O estudo revela que pessoas trans e não-binárias evitam com mais frequência determinados locais ou situações por medo de retaliação. Entre pessoas transgênero, a chance de evitar esses espaços é 23,1 vezes maior do que entre pessoas cis; entre pessoas não-binárias, o risco é 5,7 vezes maior. O relatório reforça que essas dificuldades não decorrem de fragilidades individuais, mas do peso concreto da transfobia, do estigma e da marginalização social.
Essa realidade dialoga diretamente com a vivência de Amaya, que relata que a disforia esteve mais presente no início de seu processo de transição. Com o tempo, ela passou a construir uma relação mais cuidadosa com o próprio corpo.
“Ele é o que vai estar comigo até o final. É o que me permite me expressar”, afirma. Embora reconheça que as pressões estéticas ainda existem, Amaya avalia que hoje a disforia tem um impacto menor em sua vida. E, ao opinar sobre o atendimento em saúde mental para a população trans em Marabá, ela aponta que o principal problema não é a falta de profissionais, mas o acesso.
“Não adianta ter profissional se a pessoa não consegue sair de casa, não tem dinheiro para transporte ou tem medo de ser violentada”, pontua. Segundo ela, muitas pessoas trans vivem em situação de desemprego ou informalidade, o que dificulta até o acesso a serviços gratuitos.
ALÉM DA CIDADE
Olhando para além do contexto urbano, Amaya chama atenção para a realidade de pessoas trans que vivem fora dos centros das cidades amazônicas. “Quando a gente fala de pessoas trans na Amazônia, não é só a imagem urbana. Existem pessoas trans indígenas, ribeirinhas, quilombolas”. Para ela, quanto maior o isolamento geográfico, mais intensas são as desigualdades no acesso à educação, saúde e trabalho. Situações que impactam diretamente na saúde mental dessas pessoas.
Essa reflexão é apontada por Amaya ao citar estudos recentes sobre o tema: “Saúde mental não é só psicologia ou psiquiatria. É direitos humanos, é acesso à saúde, é ter o básico para existir”. Ela ressalta que, em um contexto de desigualdade, a falta de renda, moradia e alimentação inviabiliza qualquer cuidado psicológico contínuo.
Segundo Amaya, muitas pessoas trans são expulsas de casa ainda na adolescência e acabam encontrando na prostituição uma das poucas alternativas de sobrevivência. “Não é uma escolha livre. É o que sobra quando não houve acesso à escola, apoio familiar ou oportunidades”. Nessas condições, buscar atendimento em saúde mental deixa de ser prioridade diante da urgência de sobreviver.

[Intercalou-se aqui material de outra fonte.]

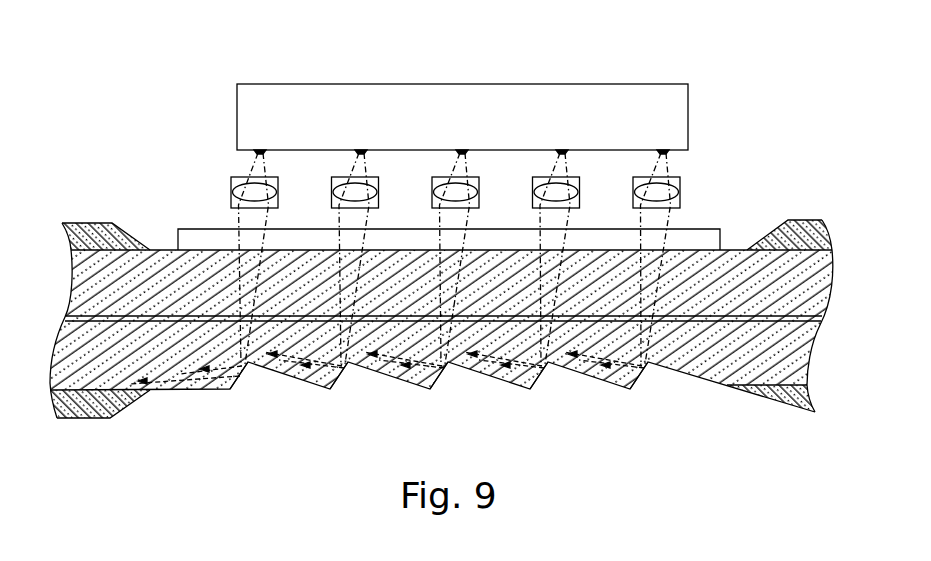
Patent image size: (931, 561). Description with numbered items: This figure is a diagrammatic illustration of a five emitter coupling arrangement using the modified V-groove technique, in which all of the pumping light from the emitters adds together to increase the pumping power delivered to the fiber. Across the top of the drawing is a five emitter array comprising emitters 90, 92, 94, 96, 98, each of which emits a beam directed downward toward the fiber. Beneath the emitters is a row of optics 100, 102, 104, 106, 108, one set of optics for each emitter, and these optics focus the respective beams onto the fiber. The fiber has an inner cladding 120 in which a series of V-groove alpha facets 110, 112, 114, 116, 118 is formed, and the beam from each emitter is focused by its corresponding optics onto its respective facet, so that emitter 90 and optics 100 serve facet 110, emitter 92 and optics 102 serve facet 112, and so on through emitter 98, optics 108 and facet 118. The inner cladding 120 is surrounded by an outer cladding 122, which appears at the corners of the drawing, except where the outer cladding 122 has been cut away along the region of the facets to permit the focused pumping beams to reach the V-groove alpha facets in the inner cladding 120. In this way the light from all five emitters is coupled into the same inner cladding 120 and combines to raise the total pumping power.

The emitter 90 is at (268, 151).
The emitter 92 is at (369, 151).
The emitter 94 is at (470, 151).
The emitter 96 is at (570, 151).
The emitter 98 is at (670, 152).
The optics 100 is at (274, 177).
The optics 102 is at (375, 177).
The optics 104 is at (475, 177).
The optics 106 is at (576, 177).
The optics 108 is at (681, 177).
The V-groove alpha facet 110 is at (232, 391).
The V-groove alpha facet 112 is at (343, 390).
The V-groove alpha facet 114 is at (443, 390).
The V-groove alpha facet 116 is at (543, 390).
The V-groove alpha facet 118 is at (643, 390).
The inner cladding 120 is at (766, 362).
The outer cladding 122 is at (93, 223).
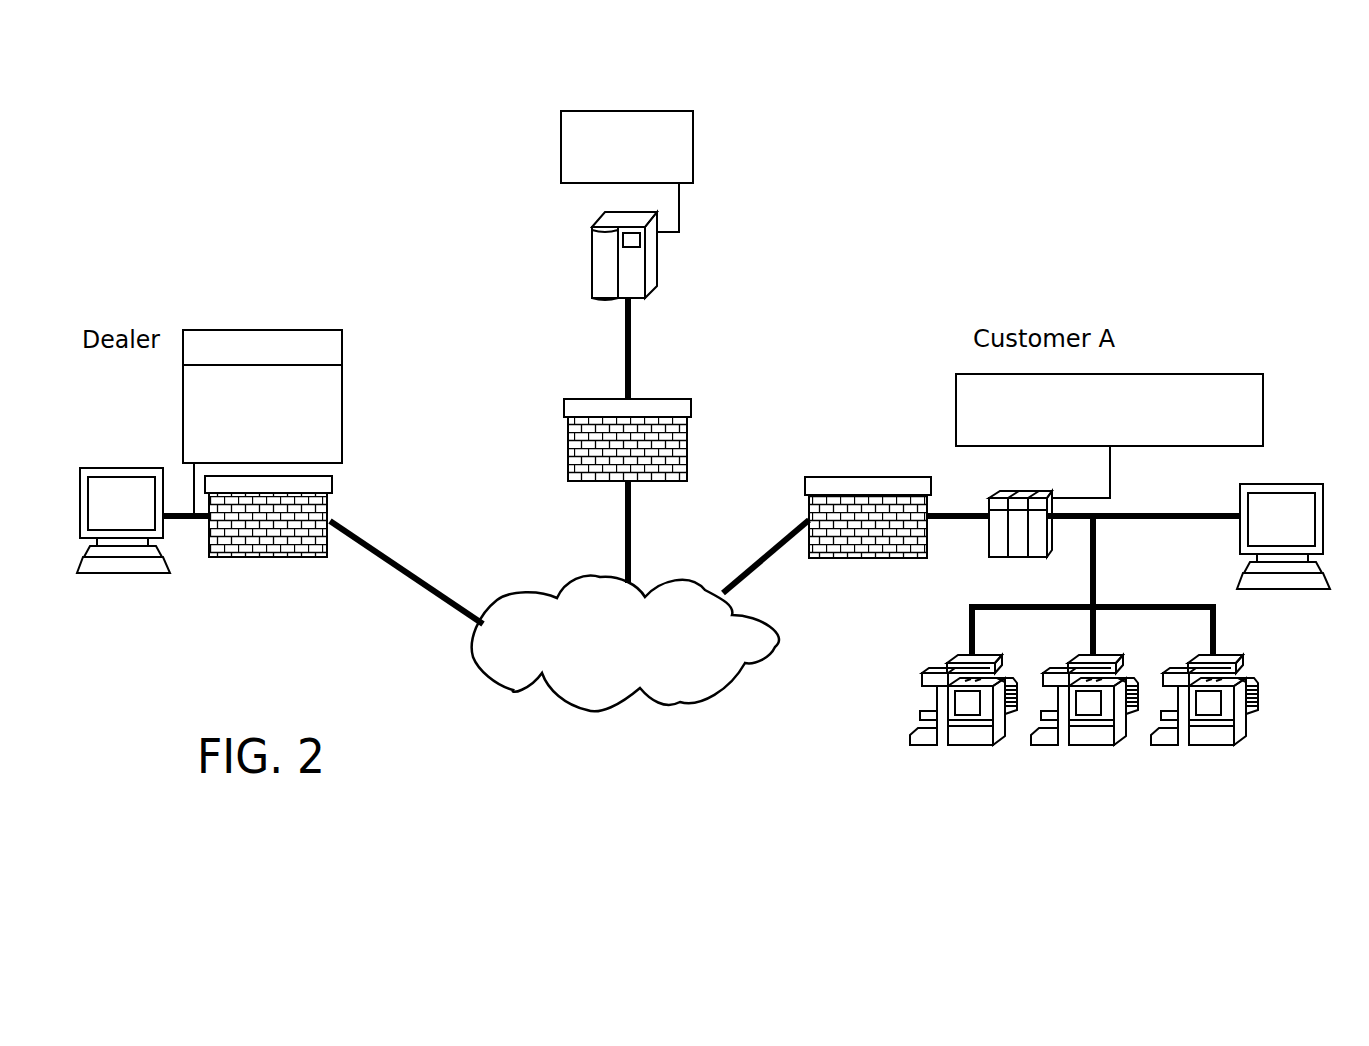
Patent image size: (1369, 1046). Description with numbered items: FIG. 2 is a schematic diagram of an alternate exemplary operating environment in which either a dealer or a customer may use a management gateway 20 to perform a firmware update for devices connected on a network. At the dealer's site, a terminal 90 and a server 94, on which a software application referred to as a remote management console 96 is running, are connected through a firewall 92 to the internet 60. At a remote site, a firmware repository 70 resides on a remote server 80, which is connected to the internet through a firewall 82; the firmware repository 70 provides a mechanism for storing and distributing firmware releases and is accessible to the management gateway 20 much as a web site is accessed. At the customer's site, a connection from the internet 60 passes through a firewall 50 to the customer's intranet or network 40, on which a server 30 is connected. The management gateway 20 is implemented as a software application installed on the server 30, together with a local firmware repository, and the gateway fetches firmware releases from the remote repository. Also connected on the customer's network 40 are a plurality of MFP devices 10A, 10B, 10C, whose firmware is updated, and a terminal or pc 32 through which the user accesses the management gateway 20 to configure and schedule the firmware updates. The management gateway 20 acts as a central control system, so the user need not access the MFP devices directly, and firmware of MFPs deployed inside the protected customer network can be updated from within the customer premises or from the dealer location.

The electronic device 10A is at (971, 737).
The electronic device 10B is at (1092, 737).
The electronic device 10C is at (1213, 737).
The management gateway 20 is at (1120, 448).
The server 30 is at (1005, 557).
The terminal or pc 32 is at (1283, 580).
The network 40 is at (1095, 571).
The firewall 50 is at (868, 477).
The internet connection 60 is at (743, 583).
The firmware repository 70 is at (561, 142).
The remote server 80 is at (657, 262).
The firewall 82 is at (689, 445).
The terminal 90 is at (123, 562).
The firewall 92 is at (270, 557).
The server 94 is at (280, 330).
The remote management console 96 is at (338, 397).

Por isso, para ela, discutir saúde mental de pessoas trans na Amazônia exige compreender uma série de recortes sobrepostos. “Antes de pensar em identidade ou transição, muita gente está preocupada se vai ser expulsa de casa ou se vai ter o que comer”. Amaya reforça que a violência e o sofrimento não são inerentes a ser trans, mas consequência de uma sociedade desigual e excludente.
Hoje, ela afirma conseguir viver sua identidade com mais autonomia. Ainda assim, destaca que a luta continua sendo pelo básico. Para Amaya, dar visibilidade a essas experiências é essencial para questionar ausências e romper o apagamento social, histórico e acadêmico que ainda marca a vida de pessoas trans, especialmente na Amazônia.
“Ser trans é maravilhoso quando você consegue viver com verdade, trabalhar, estudar, ter seus documentos em dia”.